I suppose having no children, both of us under 30 and I work at Bed Bath and Beyond, all add up to Newly Weds!
I'm not sure I know this new kind of math, because to me it doesn't add up, but then again I'm not good at math so I guess its true....ummm No.
And then my favorite reply to "No we've been married for 6 years" is " Oh how fun, you must love it."
Yeah well you know what, I do. I Love hanging out with my husband all the time. They house is usually free of crying, and the only hyper activity comes from Roxy when we let her in after being outside all day. Spontaneous trips to the mountains, or hiking to a hot spring at midnight and staying there until the sunrises is really fun. Playing Harry Potter Lego on the Wii together, then cooking dinner at 9 o'clock, sure who wouldn't love that life.
Everyone wants what they don't have, its human nature I suppose. I have dry skin that I hate and wish it were more oily, when someone else has really oily skin and wish it were dry. I could go on and on with this list; namely I have a really sporadic life full of adventure because we don't have kids. I LONG for children and yet we have none. Other side is that of a family of four and the parents wish for just a night alone together, just one night of adventure. We look at each others life and want it.
My mom would; and has told me to love what I have. Because, she says, kids will come all to soon and then I'll miss this. I'm sure she's right. And I do love my life, but I know some thing's missing.
Going to church doesn't help. You'd think it would, but when everyone is so focused on family and having more children, and when 1 out of every 5 women are pregnant, its hard to sit their, smile and listen; especially when none of the women know what you're going through. If I had a nickel for every time I heard the story "All my husband had to do was take off his pants and I was pregnant" Or variations of that anecdote, I would be able to buy myself a really nice sweater.
I'm going to give you all a little advice when it comes to infertility sympathy. DON'T say "It'll happen when its supposed to happen" or " When you least expect it, it'll happen" or "You're so lucky you don't have kids, don't you love the freedom" and anything to that effect. All you need to says is "That must be hard, I'm sorry" and leave it at that, anything else just drives the knife in deeper.
According to the church standards, Joey and I aren't full filling our duty, and in so doing, we are considered less then everyone else. I'm not invited to hang out with Mothers, play dates are for child bearing women only. Heaven forbid you have a non-child bearing women join you. I don't children, so I must not have Anything in common with you. I don't shop like you, or do my hair like you, or enjoy the same movies or television shows. We are just do different, sorry I can't be your friend.
You know what. Your loss. I'm a great person, I have a lot to offer. Sure I'm a little quite and I don't have the high energy I wish I did. But I'm a wonderful friend, loyal and kind and I will always be there for you.
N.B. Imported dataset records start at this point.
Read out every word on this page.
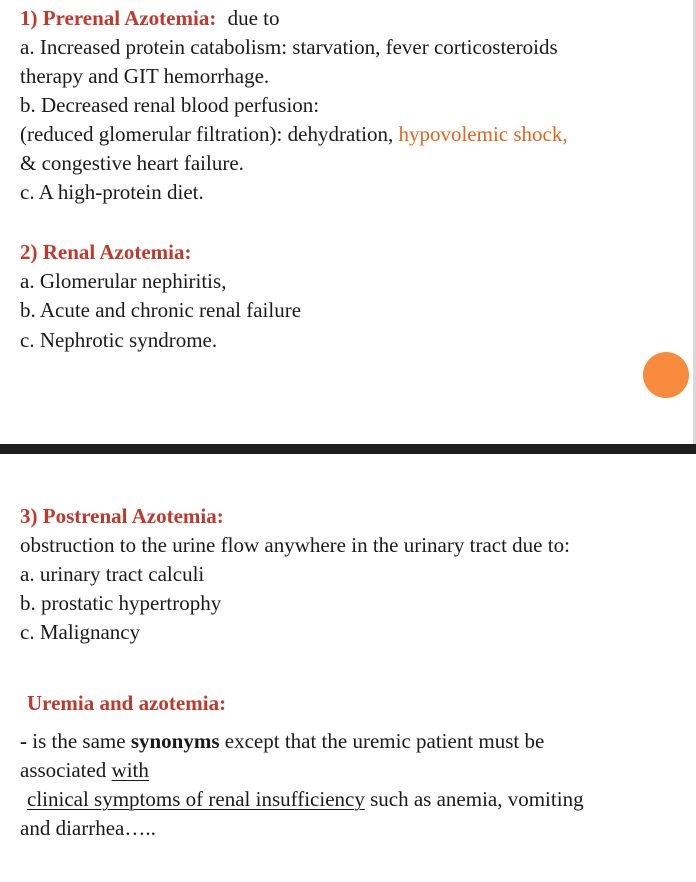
1) Prerenal Azotemia: due to
a. Increased protein catabolism: starvation, fever corticosteroids
therapy and GIT hemorrhage.
b. Decreased renal blood perfusion:
(reduced glomerular filtration): dehydration, hypovolemic shock,
& congestive heart failure.
c. A high-protein diet.
2) Renal Azotemia:
a. Glomerular nephiritis,
b. Acute and chronic renal failure
c. Nephrotic syndrome.
3) Postrenal Azotemia:
obstruction to the urine flow anywhere in the urinary tract due to:
a. urinary tract calculi
b. prostatic hypertrophy
c. Malignancy
Uremia and azotemia:
- is the same synonyms except that the uremic patient must be
associated with
clinical symptoms of renal insufficiency such as anemia, vomiting
and diarrhea…..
To bad you won't give me that chance. Go enjoy your children and mothers group, I hope you get spit up on!
This blog could be longer, but I have better things to do then whine and rage on an Internet site. I'm going to go make love to my husband and eat ice cream in bed. A good night to you all!
5 comments:
I miss you. I love you.
LOL, I love the "spit up on" threat, too silly. I know how you feel sweetie, and I know you know I know... :D
LOOOOOOOOOOOOOVE you!
I'm so sorry we don't live closer. I don't know if its because I have you and Amber for best friends or what but I know I always try to get those without kids to come to our playgroups. I've even held it at dog parks trying to get those with fun dogs like Roxy to come and play. I'm so sorry people don't understand.
As for the "newly wed thing"...it may also be that you guys are a lot more passionate than normal couples and still look so happy together just like newlyweds do. Not all of them for sure, those people are just ignorant, but some might see it that way. :)
So really, I guess what I want to say is that I'm sorry, that must be really hard because I know I don't know what you're going through. I still love you though and hope sex was great and the ice cream was delicious!
DO NOT FLICK EARS! This is your momma, what you should say is "Yes, it has been wonderful to be newlyweds for 6 years we have a beautiful life together!" When asked if you have children just say "someday" and leave it at that. Being angry doesn't hurt them it just gives you cancer so let it go...... love ya
I AM sorry, and that MUST be hard! I wish that we lived closer to each other, because I think that we would be couple friends! I miss hanging out with you and Amber! Oh well, reading your blog will have to do :) For the record, if we lived by each other, I would invite you to a playdate!